Çak garip gerçekten, formsuz durum, bir anlamda kötü oyun ve mağlubiyete rağmen herkes takımı ile gurur duyuyordu dün akşam.
Genelde maçları alıp götüren isimler Andrews, Needham, Hayes oldukça formsuzdular. Birkan Batuk uzun süreden sonra Koç’undan şans buldu, ama şansı iyi kullandı diyemeyiz. Onuralp son zamanların en tutuk maçını oynadı. Yeni transfer Holland’ın yokluğu da hissedildi.
Metin Türel, bildiğimiz gibiydi. Metin için şunu söylemek lazım sanırım, daha fazla şut antrenmanı yapmalı ve artık o boş şutları sokmaya başlamalı. Bir de savunma da aksıyor sanki. Bu hali ile seneye bu kadroda yer bulması zorlaşıyor bence Metin’in.
Ancak, sezon başı kadroda yer bulması zor denilen Ömer Tutku Al, dün akşamın tartışmasız gözbebeği idi. Müthiş mücadele etti. Çok zor şutları soktu. Takıma enerji getirdi. Aslında dün akşamın en büyük kazanımıydı. İnşallah hep aynı enerji ile sahada yerini alır. Tam da ihtiyacımız olan bir yedek olduğunu gösterdi.

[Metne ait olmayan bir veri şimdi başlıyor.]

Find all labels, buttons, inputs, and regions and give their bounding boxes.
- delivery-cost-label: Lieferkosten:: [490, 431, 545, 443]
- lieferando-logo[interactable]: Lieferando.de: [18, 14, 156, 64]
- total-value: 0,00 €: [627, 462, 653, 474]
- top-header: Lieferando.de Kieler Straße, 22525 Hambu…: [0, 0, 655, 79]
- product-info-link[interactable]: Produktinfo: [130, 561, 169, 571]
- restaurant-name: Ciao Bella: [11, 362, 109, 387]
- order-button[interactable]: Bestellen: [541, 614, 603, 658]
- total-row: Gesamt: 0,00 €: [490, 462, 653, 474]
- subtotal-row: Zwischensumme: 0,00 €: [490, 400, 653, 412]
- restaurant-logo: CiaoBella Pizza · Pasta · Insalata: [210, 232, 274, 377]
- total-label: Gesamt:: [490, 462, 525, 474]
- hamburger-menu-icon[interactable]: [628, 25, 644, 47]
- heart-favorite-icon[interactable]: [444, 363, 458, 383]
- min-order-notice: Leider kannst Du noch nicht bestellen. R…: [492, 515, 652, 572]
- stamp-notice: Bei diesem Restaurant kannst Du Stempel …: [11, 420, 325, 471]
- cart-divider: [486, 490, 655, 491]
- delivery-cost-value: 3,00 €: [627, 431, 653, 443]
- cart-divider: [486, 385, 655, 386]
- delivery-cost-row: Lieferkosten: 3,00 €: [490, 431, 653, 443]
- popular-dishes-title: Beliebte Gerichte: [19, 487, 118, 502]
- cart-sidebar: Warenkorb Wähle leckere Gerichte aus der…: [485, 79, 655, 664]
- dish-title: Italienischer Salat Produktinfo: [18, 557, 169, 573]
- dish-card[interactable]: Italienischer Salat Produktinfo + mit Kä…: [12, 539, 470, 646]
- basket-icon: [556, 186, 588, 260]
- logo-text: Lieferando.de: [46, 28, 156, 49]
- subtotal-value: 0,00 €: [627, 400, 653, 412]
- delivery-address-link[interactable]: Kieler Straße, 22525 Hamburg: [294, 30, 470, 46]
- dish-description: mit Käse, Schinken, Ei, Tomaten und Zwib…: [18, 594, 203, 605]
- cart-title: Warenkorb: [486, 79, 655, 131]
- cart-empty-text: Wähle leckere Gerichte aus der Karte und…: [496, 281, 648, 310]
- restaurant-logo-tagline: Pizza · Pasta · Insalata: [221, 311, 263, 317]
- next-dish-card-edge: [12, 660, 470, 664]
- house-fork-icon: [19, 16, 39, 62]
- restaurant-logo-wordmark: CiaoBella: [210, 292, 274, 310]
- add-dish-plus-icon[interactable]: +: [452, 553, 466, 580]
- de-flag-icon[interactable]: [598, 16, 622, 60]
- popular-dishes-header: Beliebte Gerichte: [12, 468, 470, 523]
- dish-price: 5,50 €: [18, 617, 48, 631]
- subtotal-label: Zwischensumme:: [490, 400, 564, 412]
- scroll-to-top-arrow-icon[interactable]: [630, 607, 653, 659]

Bu akşam Reyer Venezia lider Gran Canaria ile deplasmanda oynayacak. Bu maçın favorisi Gran Canaria maçı kazandığı takdirde, Frutti Extra Bursaspor grubu 6.tamamlayacak ve diğer grubun üçüncüsü ile karşılaşacak. Bu takım da muhtemelen Fransız ekibi Levallois Metropolitans olacak. Fransız ekibinde Crocker gibi tanıdık ve tecrübeli oyuncular var. Ama bir sürpriz gerçekleşip Venezia bu akşam galip gelirse ve Bursaspor grubu 7.tamamlarsa diğer grubun 2. si ile karşılacak ve bu takım muhtemelen Obradoviç’in takımı Partizan olacak. Temennim, bu ikinci ihtimalin gerçekleşmemesi yönündedir.
Kötüniyetli Hakemlerden kurtulacak “iyi oyun” u hedefleyen bir Basketbol diliyorum herkes için…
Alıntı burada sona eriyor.